Entering another world
Among Tangier's watermen, "high tide" sounds like "hoy toyed," and "firkin," an Elizabethan word for a small bucket still used by some of the older generation, sounds as if it had two or three R's in the middle. Many of Tangier's women, who now cater to the burgeoning tourist trade, have deliberately softened the accent for uninitiated ears.
Though the trip from Crisfield takes only 25 minutes, it feels as though we've entered another world as we slide into the eastern channel. On the harbor flats, several fishing boats drag triangular metal crab "scrapes."
The catch will be dumped into the soft shell crab shedding bins attached to the shacks that sit on stilts in the harbor like a small coastal village in monsoon season.
I'm staying at Shirley's Bay View Inn, whose brochure boasts that it's within walking distance of gift shops, restaurants, beach and airport (a doctor flies in and out twice a week). But on an island of barely five square miles, everything is within walking distance.
I'm met at the mail dock by Shirley's aunt, 93-year-old Ruth Clarke.
"I never tell people how old I am until after I deliver them safe and sound," Clarke later confides with a grin.
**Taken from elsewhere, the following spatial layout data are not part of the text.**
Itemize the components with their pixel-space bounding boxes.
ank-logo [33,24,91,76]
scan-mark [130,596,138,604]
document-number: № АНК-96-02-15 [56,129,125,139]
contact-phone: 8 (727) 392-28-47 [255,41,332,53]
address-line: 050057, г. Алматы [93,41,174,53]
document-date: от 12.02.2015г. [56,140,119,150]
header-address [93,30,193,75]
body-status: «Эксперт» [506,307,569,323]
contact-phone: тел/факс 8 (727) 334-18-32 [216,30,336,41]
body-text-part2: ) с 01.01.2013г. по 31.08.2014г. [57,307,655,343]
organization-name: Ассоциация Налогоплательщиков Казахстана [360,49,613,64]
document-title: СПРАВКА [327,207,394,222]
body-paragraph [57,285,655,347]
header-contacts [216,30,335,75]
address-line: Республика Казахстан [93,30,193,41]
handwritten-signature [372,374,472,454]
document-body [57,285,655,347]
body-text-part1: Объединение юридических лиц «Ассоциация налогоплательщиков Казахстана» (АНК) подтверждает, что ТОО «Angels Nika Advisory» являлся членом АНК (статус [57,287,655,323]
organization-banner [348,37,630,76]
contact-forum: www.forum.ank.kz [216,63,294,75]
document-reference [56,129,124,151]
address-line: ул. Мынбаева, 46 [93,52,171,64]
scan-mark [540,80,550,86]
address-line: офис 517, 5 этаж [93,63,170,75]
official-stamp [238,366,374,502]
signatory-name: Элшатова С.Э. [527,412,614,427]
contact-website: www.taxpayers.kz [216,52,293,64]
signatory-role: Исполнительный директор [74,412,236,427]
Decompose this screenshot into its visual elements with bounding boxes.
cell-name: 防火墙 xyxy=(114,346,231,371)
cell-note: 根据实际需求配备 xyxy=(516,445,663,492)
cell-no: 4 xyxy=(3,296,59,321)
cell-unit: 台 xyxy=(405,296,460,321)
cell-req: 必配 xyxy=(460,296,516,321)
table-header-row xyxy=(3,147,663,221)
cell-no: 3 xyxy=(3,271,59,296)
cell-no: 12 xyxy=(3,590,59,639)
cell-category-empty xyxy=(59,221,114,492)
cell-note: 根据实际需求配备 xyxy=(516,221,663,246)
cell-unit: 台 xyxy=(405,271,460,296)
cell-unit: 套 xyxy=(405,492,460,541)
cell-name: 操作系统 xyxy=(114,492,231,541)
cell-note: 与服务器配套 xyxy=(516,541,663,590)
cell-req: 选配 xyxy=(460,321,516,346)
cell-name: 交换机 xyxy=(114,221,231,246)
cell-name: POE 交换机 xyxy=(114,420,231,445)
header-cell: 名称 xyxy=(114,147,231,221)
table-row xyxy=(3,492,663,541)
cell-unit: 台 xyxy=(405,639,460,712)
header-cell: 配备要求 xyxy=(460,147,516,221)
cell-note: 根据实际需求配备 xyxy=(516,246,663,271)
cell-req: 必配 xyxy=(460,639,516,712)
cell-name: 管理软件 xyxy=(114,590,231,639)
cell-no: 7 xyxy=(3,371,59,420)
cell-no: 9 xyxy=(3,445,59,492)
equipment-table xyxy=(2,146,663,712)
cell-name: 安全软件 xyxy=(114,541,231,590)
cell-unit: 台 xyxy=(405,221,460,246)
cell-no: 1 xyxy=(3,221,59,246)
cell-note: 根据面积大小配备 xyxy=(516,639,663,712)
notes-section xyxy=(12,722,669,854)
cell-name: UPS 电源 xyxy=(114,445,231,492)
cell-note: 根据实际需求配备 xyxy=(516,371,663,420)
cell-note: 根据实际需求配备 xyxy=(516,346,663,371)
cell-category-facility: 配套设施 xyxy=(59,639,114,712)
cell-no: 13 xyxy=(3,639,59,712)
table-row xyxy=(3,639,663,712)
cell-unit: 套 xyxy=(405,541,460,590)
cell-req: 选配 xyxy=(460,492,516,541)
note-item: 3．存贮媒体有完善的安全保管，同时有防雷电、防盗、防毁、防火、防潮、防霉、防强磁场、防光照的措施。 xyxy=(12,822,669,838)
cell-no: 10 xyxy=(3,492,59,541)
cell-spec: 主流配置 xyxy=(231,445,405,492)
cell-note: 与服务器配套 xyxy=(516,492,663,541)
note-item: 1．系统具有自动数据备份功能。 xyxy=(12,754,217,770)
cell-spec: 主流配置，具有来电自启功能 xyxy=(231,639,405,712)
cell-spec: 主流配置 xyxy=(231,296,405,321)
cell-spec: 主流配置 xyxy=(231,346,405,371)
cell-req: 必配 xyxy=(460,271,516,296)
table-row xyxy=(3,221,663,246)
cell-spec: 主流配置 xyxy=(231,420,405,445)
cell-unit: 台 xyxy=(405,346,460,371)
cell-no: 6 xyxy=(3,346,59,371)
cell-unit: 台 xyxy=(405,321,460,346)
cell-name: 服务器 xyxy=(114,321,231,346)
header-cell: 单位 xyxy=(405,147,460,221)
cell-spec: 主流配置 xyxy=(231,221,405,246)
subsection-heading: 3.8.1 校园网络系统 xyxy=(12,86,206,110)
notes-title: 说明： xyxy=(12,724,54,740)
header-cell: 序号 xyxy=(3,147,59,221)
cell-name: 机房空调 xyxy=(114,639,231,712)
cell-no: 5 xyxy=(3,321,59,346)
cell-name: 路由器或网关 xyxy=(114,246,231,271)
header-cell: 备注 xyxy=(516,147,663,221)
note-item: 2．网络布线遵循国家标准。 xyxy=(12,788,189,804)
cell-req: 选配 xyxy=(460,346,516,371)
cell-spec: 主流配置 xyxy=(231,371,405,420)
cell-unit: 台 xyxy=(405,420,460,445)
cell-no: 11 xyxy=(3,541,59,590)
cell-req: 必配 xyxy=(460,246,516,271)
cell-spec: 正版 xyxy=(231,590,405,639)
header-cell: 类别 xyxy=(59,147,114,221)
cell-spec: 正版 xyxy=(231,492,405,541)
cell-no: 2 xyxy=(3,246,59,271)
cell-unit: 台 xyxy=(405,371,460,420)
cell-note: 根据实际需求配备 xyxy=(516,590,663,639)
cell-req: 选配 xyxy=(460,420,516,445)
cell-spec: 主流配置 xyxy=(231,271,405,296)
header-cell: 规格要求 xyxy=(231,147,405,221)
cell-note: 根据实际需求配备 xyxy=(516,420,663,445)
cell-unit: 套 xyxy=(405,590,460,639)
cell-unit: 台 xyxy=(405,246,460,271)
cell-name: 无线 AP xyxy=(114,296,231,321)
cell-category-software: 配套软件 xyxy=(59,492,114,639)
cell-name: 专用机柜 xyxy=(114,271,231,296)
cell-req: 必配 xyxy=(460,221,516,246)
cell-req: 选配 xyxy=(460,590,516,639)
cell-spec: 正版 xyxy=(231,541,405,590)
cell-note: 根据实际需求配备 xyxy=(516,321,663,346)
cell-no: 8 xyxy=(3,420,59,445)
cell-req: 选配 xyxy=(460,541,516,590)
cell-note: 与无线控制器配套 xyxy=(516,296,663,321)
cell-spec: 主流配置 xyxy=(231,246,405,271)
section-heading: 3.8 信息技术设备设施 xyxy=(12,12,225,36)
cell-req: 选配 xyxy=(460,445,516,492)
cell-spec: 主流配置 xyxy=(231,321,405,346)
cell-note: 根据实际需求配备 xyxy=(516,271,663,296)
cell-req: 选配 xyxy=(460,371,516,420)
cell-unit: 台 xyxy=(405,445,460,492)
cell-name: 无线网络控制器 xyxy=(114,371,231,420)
Straight-backed, with a cloud of white hair, she sits at the wheel of a golf cart, the island's transport of choice. After I climb aboard, Clarke -- "Aunt Ruth" to Tangier residents -- mashes the pedal and we whir off down one of the narrow tarmac roads between the close-packed houses.
Past meets present
Tangier is an esoteric crush of past and present. Gone are the picturesque white picket fences in the old photos, replaced by chain-link -- ugly but practical. Golf carts hooked up to battery chargers sit in clipped front yards alongside old graves, slab-covered with large headstones to keep the coffins from rising during very high tides.
We soar over the Big Gut bridge onto West Ridge and stop in front of Shirley's Bay View Inn, one of the oldest surviving houses on Tangier. Built by Clarke's father in 1904, it's set back from the beach and enjoys spectacular sunsets, which are best seen from the tall gazebo in the back yard. (Bring bug spray in case there's no breeze.)
From the gingerbreaded front porch, guests can watch the dawn splash gold over the marsh grasses on the east side. A hammock swings from two trees on the north side of the property, between the main house and a line of cottage-style rooms.
As she deposits me at the gate, Clarke invites me to stop by later.
"I'm right over on Main Ridge. Ask anyone," she says before taking off down the road.
Shirley Pruitt, the inn's owner, answers my knock and welcomes me in. She shows me to an air-conditioned upstairs bedroom with a double bed and twin bed, Victorian vanity and desk. The room's double-doored balcony overlooks a glistening expanse of the Chesapeake Bay. The TV is more ornament than amenity -- reception is almost nil.
But that's fine. Tangier is a good place for a low-tech, affordable getaway, especially for people with younger kids who still enjoy beach picnics and mucking about in reed-fringed tidal pools. To enhance the experience, several enterprising islanders rent canoes, kayaks, golf carts and bicycles.